Burial ground, Garranes, Co. Cork
Co. Cork |
Burial Grounds
At a road junction near Garranes in County Cork, a small triangular wedge of ground sits between converging roads and a field fence.
There are no headstones, no inscriptions, nothing to mark individual graves. To a passing driver it would look like an unremarkable scrap of land, the kind that accumulates at odd road junctions simply because no one could build on it. But according to local tradition, this modest plot served as a burial ground for unbaptised children, a function that quietly sets it apart from the ordinary landscape.

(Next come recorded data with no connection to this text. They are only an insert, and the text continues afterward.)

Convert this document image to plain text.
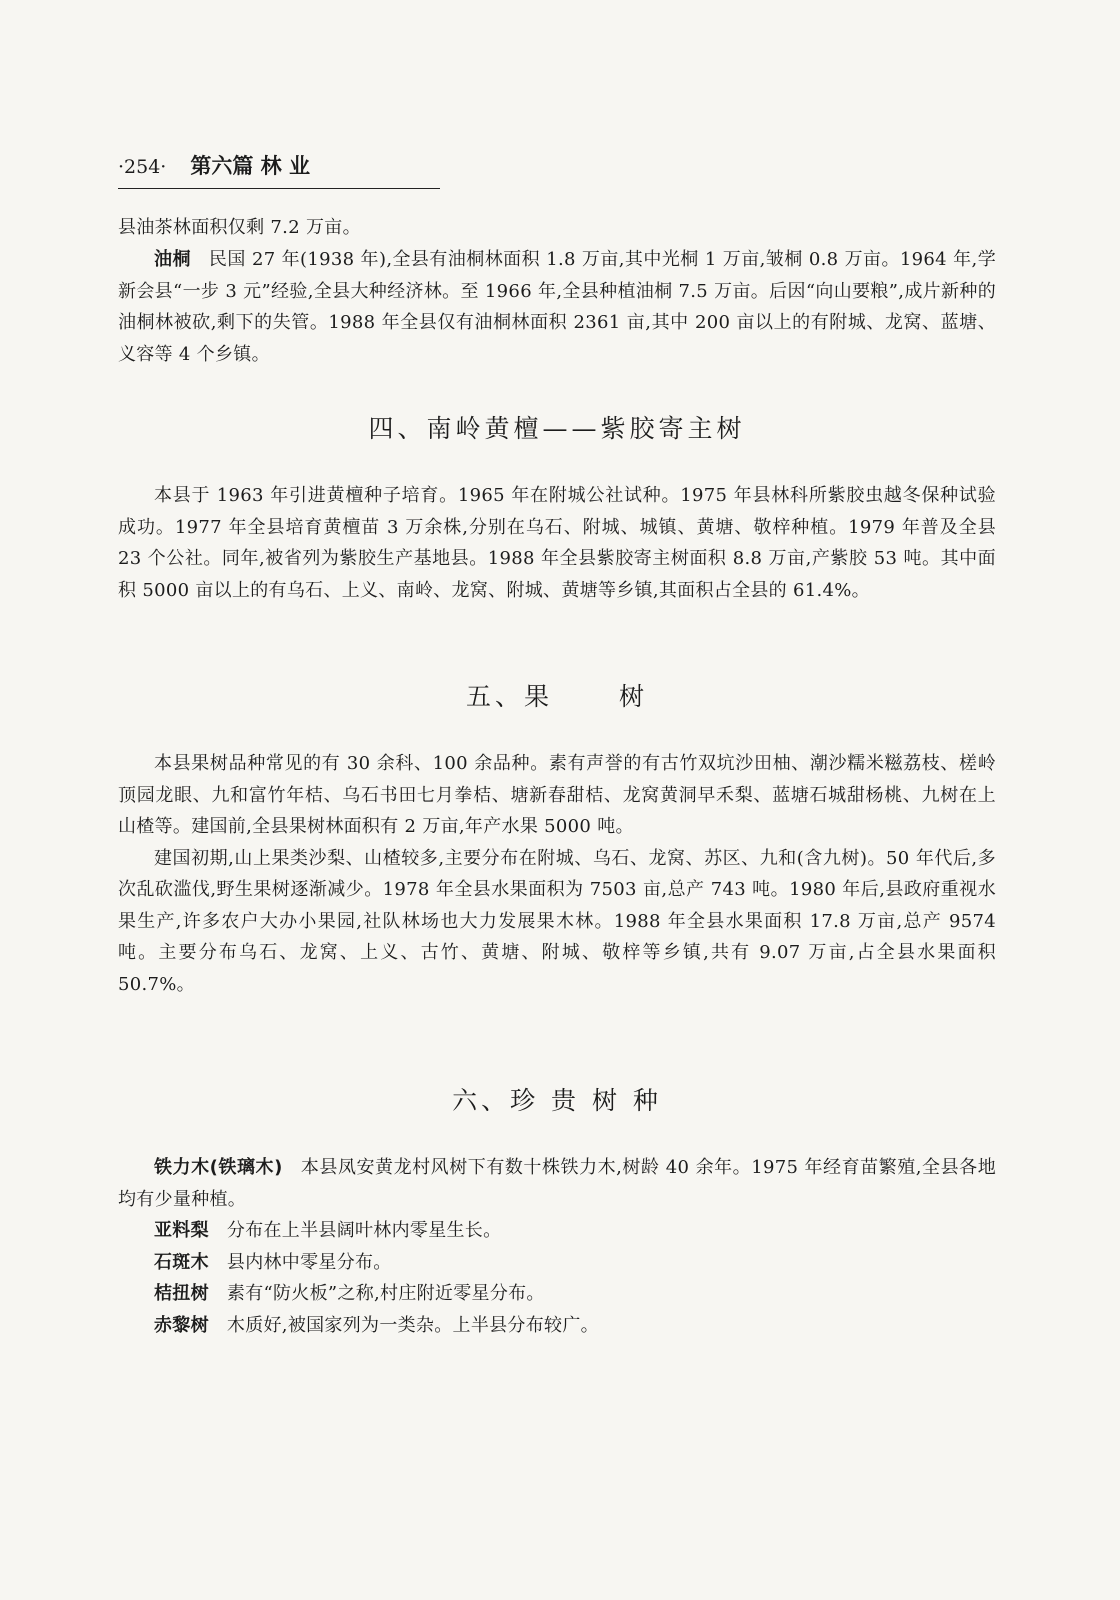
·254· 第六篇 林 业

县油茶林面积仅剩 7.2 万亩。

油桐 民国 27 年(1938 年),全县有油桐林面积 1.8 万亩,其中光桐 1 万亩,皱桐 0.8 万亩。1964 年,学新会县“一步 3 元”经验,全县大种经济林。至 1966 年,全县种植油桐 7.5 万亩。后因“向山要粮”,成片新种的油桐林被砍,剩下的失管。1988 年全县仅有油桐林面积 2361 亩,其中 200 亩以上的有附城、龙窝、蓝塘、义容等 4 个乡镇。

四、南岭黄檀——紫胶寄主树

本县于 1963 年引进黄檀种子培育。1965 年在附城公社试种。1975 年县林科所紫胶虫越冬保种试验成功。1977 年全县培育黄檀苗 3 万余株,分别在乌石、附城、城镇、黄塘、敬梓种植。1979 年普及全县 23 个公社。同年,被省列为紫胶生产基地县。1988 年全县紫胶寄主树面积 8.8 万亩,产紫胶 53 吨。其中面积 5000 亩以上的有乌石、上义、南岭、龙窝、附城、黄塘等乡镇,其面积占全县的 61.4%。

五、果	树

本县果树品种常见的有 30 余科、100 余品种。素有声誉的有古竹双坑沙田柚、潮沙糯米糍荔枝、槎岭顶园龙眼、九和富竹年桔、乌石书田七月拳桔、塘新春甜桔、龙窝黄洞早禾梨、蓝塘石城甜杨桃、九树在上山楂等。建国前,全县果树林面积有 2 万亩,年产水果 5000 吨。

建国初期,山上果类沙梨、山楂较多,主要分布在附城、乌石、龙窝、苏区、九和(含九树)。50 年代后,多次乱砍滥伐,野生果树逐渐减少。1978 年全县水果面积为 7503 亩,总产 743 吨。1980 年后,县政府重视水果生产,许多农户大办小果园,社队林场也大力发展果木林。1988 年全县水果面积 17.8 万亩,总产 9574 吨。主要分布乌石、龙窝、上义、古竹、黄塘、附城、敬梓等乡镇,共有 9.07 万亩,占全县水果面积 50.7%。

六、珍 贵 树 种

铁力木(铁璃木) 本县凤安黄龙村风树下有数十株铁力木,树龄 40 余年。1975 年经育苗繁殖,全县各地均有少量种植。

亚料梨 分布在上半县阔叶林内零星生长。

石斑木 县内林中零星分布。

桔扭树 素有“防火板”之称,村庄附近零星分布。

赤黎树 木质好,被国家列为一类杂。上半县分布较广。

Sites of this kind are known in Irish as cilliní, the singular being cillín, a diminutive of the word for church. The name hints at a spiritual in-between: these were not consecrated churchyards, and for centuries Catholic doctrine held that infants who died before baptism could not be buried in hallowed ground. Communities across Ireland responded by designating marginal spaces, often on boundaries, beside roads, or near ancient earthworks, as informal resting places for these children, as well as for others excluded from formal burial, including stillborns, strangers, and the unbaptised poor. The site at Garranes is noted as a cillín by the archaeologist Seán P. Ó Ríordáin, who recorded it in 1942, giving the place at least an eight-decade paper trail even if the burials themselves are far older in practice.

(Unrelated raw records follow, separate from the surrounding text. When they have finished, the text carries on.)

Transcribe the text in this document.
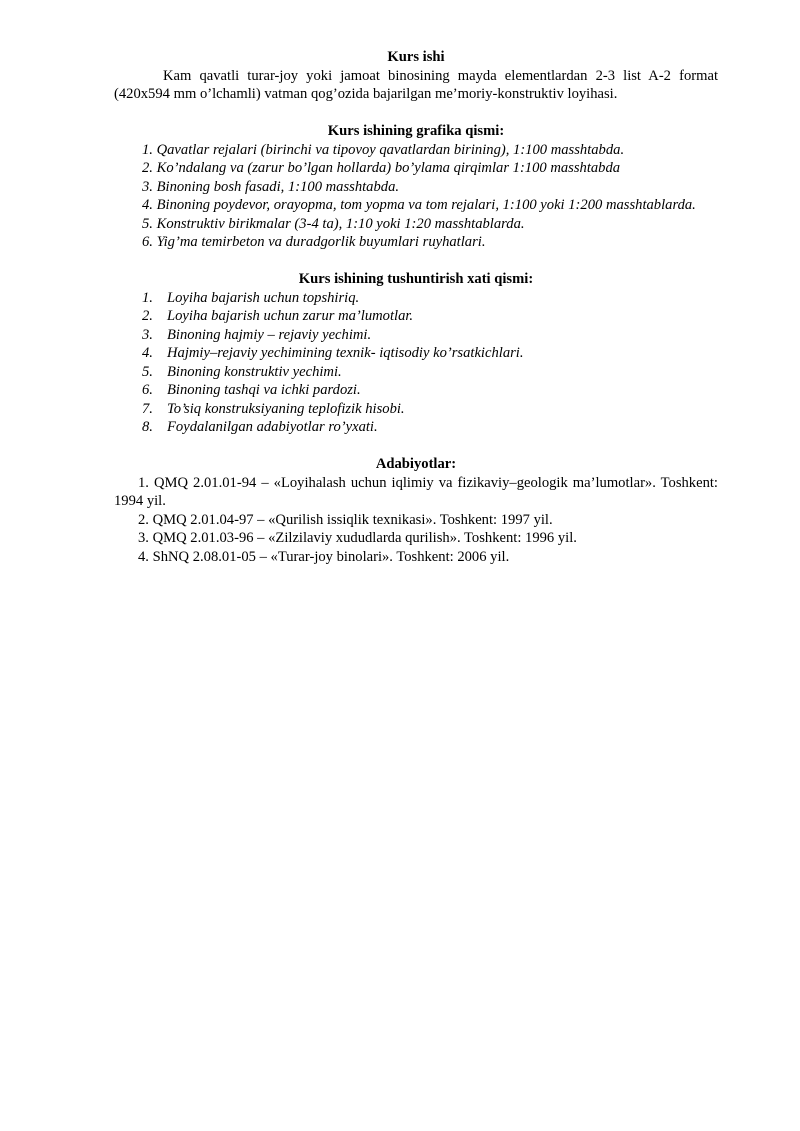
Kurs ishi

Kam qavatli turar-joy yoki jamoat binosining mayda elementlardan 2-3 list A-2 format (420x594 mm o’lchamli) vatman qog’ozida bajarilgan me’moriy-konstruktiv loyihasi.

Kurs ishining grafika qismi:

1. Qavatlar rejalari (birinchi va tipovoy qavatlardan birining), 1:100 masshtabda.
2. Ko’ndalang va (zarur bo’lgan hollarda) bo’ylama qirqimlar 1:100 masshtabda
3. Binoning bosh fasadi, 1:100 masshtabda.
4. Binoning poydevor, orayopma, tom yopma va tom rejalari, 1:100 yoki 1:200 masshtablarda.
5. Konstruktiv birikmalar (3-4 ta), 1:10 yoki 1:20 masshtablarda.
6. Yig’ma temirbeton va duradgorlik buyumlari ruyhatlari.

Kurs ishining tushuntirish xati qismi:

1. Loyiha bajarish uchun topshiriq.
2. Loyiha bajarish uchun zarur ma’lumotlar.
3. Binoning hajmiy – rejaviy yechimi.
4. Hajmiy–rejaviy yechimining texnik- iqtisodiy ko’rsatkichlari.
5. Binoning konstruktiv yechimi.
6. Binoning tashqi va ichki pardozi.
7. To’siq konstruksiyaning teplofizik hisobi.
8. Foydalanilgan adabiyotlar ro’yxati.

Adabiyotlar:

1. QMQ 2.01.01-94 – «Loyihalash uchun iqlimiy va fizikaviy–geologik ma’lumotlar». Toshkent: 1994 yil.
2. QMQ 2.01.04-97 – «Qurilish issiqlik texnikasi». Toshkent: 1997 yil.
3. QMQ 2.01.03-96 – «Zilzilaviy xududlarda qurilish». Toshkent: 1996 yil.
4. ShNQ 2.08.01-05 – «Turar-joy binolari». Toshkent: 2006 yil.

The site is roadside and accessible in the sense that it sits in plain view, defined on two sides by roads and on the north by a field boundary. Its triangular shape is itself typical of the way such places occupied leftover or liminal ground. There are no grave markers to look for, but that absence is itself the point: the invisibility of these burials was never incidental. It was the condition under which they existed.